Key Features for Automotive

  • A hypervisor is critical for Automotive

    • Independently updateable, don't have to retest and recertify safety on none hypervisor kernel updates

    • Many Type 1 hypervisors with no clear winner

    • Therefore standardizing on virtio interfaces is paramount to enable multiple SOCs and multiple OSes on each hypervisor

  • Strong Isolation and documented Freedom from Interference (FFI)

    • For Safety, Security, and Real-time isolation

    • Proving Safety Isolation is much harder on Type 2 hypervisors

    • Current type 2 hypervisors are less set up provide strong real-time guarantees (OS drivers in the path)

  • VirtIO based communication with CPUs not under a common hypervisor

    • Cortex-R/M CPUs can offer stronger real-time guarantees

    • Lockstep CPUs offer stronger Safety guarantees,  these are commonly Cortex-R/M

    • A virtio backend that needs to be highly available will be implemented on a Cortex-R/M

    • A Cortex-R/M CPU may choose to have a frontend driver using a backend in a guest under the hypervisors

  • Safe Supervisor for the hypervisors and guests

    • The safe supervisor needs to decide which guests need to be restarted or if the hypervisor itself should be restarted

    • The supervisor will often need to be a higher safety standard than the hypervisor

    • To restart a guest, the supervisor can talk directly to the hypervisor or via a guest at the same safety level as the hypervisor

    • Ex: Safe Supervisor on lock step R/M core controls hypervisor via Virtio IPC like rpmsg

  • VirtIO interfaces for IVI

    • The In-vehicle Infotainment function has a lot in common with mobile device

      • Rich UI, Multimedia playback, perhaps installable apps

    • Key differences to mobile market

      • Multiscreen independent playback of media

      • AM/FM/Satelite Radio Tuner

    • DRM protected playback is a key feature here as it is in mobile

  • VirtIO for cluster

    • Guaranteed low latency rear-view camera display (<5 seconds from start)

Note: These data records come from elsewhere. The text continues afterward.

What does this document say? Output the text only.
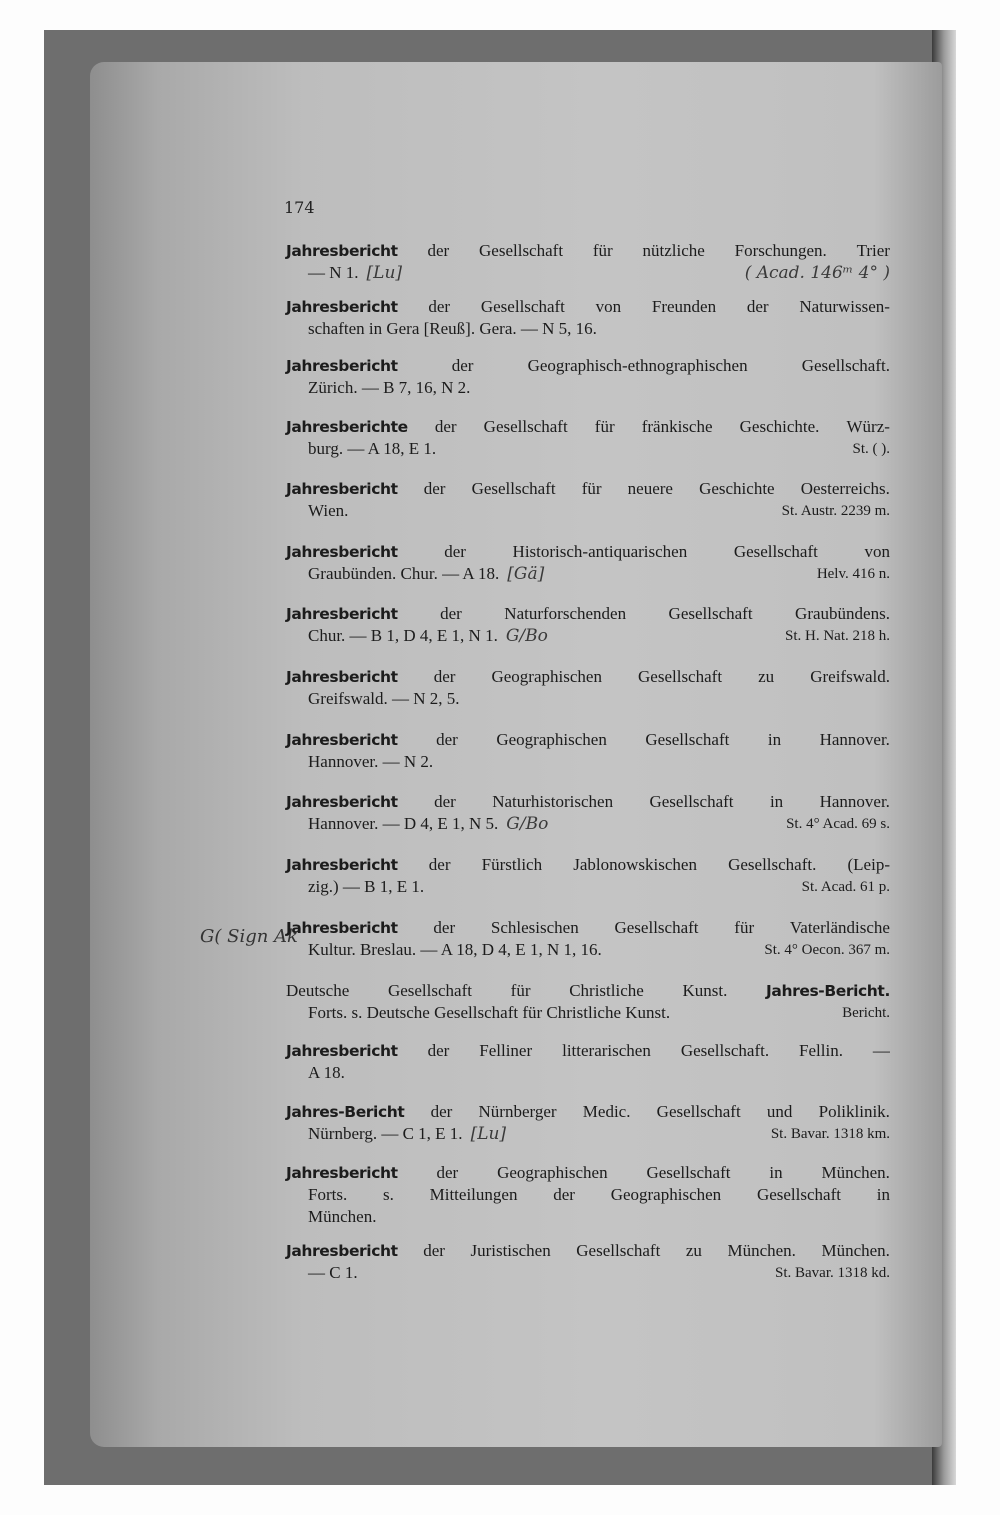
174
G( Sign Ak
Jahresbericht der Gesellschaft für nützliche Forschungen. Trier
— N 1. [Lu]	( Acad. 146ᵐ 4° )
Jahresbericht der Gesellschaft von Freunden der Naturwissen-
schaften in Gera [Reuß]. Gera. — N 5, 16.
Jahresbericht	der	Geographisch-ethnographischen	Gesellschaft.
Zürich. — B 7, 16, N 2.
Jahresberichte der Gesellschaft für fränkische Geschichte. Würz-
burg. — A 18, E 1.	St. ( ).
Jahresbericht der Gesellschaft für neuere Geschichte Oesterreichs.
Wien.	St. Austr. 2239 m.
Jahresbericht	der	Historisch-antiquarischen	Gesellschaft	von
Graubünden. Chur. — A 18. [Gä]	Helv. 416 n.
Jahresbericht der Naturforschenden Gesellschaft Graubündens.
Chur. — B 1, D 4, E 1, N 1. G/Bo	St. H. Nat. 218 h.
Jahresbericht der Geographischen Gesellschaft zu Greifswald.
Greifswald. — N 2, 5.
Jahresbericht der Geographischen Gesellschaft in Hannover.
Hannover. — N 2.
Jahresbericht der Naturhistorischen Gesellschaft in Hannover.
Hannover. — D 4, E 1, N 5. G/Bo	St. 4° Acad. 69 s.
Jahresbericht der Fürstlich Jablonowskischen Gesellschaft. (Leip-
zig.) — B 1, E 1.	St. Acad. 61 p.
Jahresbericht der Schlesischen Gesellschaft für Vaterländische
Kultur. Breslau. — A 18, D 4, E 1, N 1, 16.	St. 4° Oecon. 367 m.
Deutsche Gesellschaft für Christliche Kunst. Jahres-Bericht.
Forts. s. Deutsche Gesellschaft für Christliche Kunst.	Bericht.
Jahresbericht der Felliner litterarischen Gesellschaft. Fellin. —
A 18.
Jahres-Bericht der Nürnberger Medic. Gesellschaft und Poliklinik.
Nürnberg. — C 1, E 1. [Lu]	St. Bavar. 1318 km.
Jahresbericht der Geographischen Gesellschaft in München.
Forts. s. Mitteilungen der Geographischen Gesellschaft in
München.
Jahresbericht der Juristischen Gesellschaft zu München. München.
— C 1.	St. Bavar. 1318 kd.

    • Guaranteed visible and audio alarms

    • GPU acceleration for dial animation, eg: Speedometer

  • VirtIO interfaces for misc control

    • SPI/I2C/GPIO controllers are very common on SOCs

    • It is often difficult to ensure one I2C/SPI/GPIO bus is wholly owned by one guest

    • Virtual interfaces allow the real control driver to be on a trusted domain and that domain can coordinate and police transactions

    • Even when a given controller is owned wholly by one domain, a virtio interface gives SOC independence and avoids messiness in device assignment for platform devices.

    • (Virtio may not be the best choice for critical real-time interactions)

  • VirtIO for Automotive control interfaces: CAN etc

    • CAN seems like an obvious extension for Automotive to the plan for SPI/I2/GPIO

    • However, CAN is so tied into the critical operations that some designs will not expose it to guests at all

    • The real priority of CAN is TBD

AGL Relationship

Reference & Demo Platform is being leveraged to provide a demo in December 2020 to show the first steps in supporting AGL virtualization needs.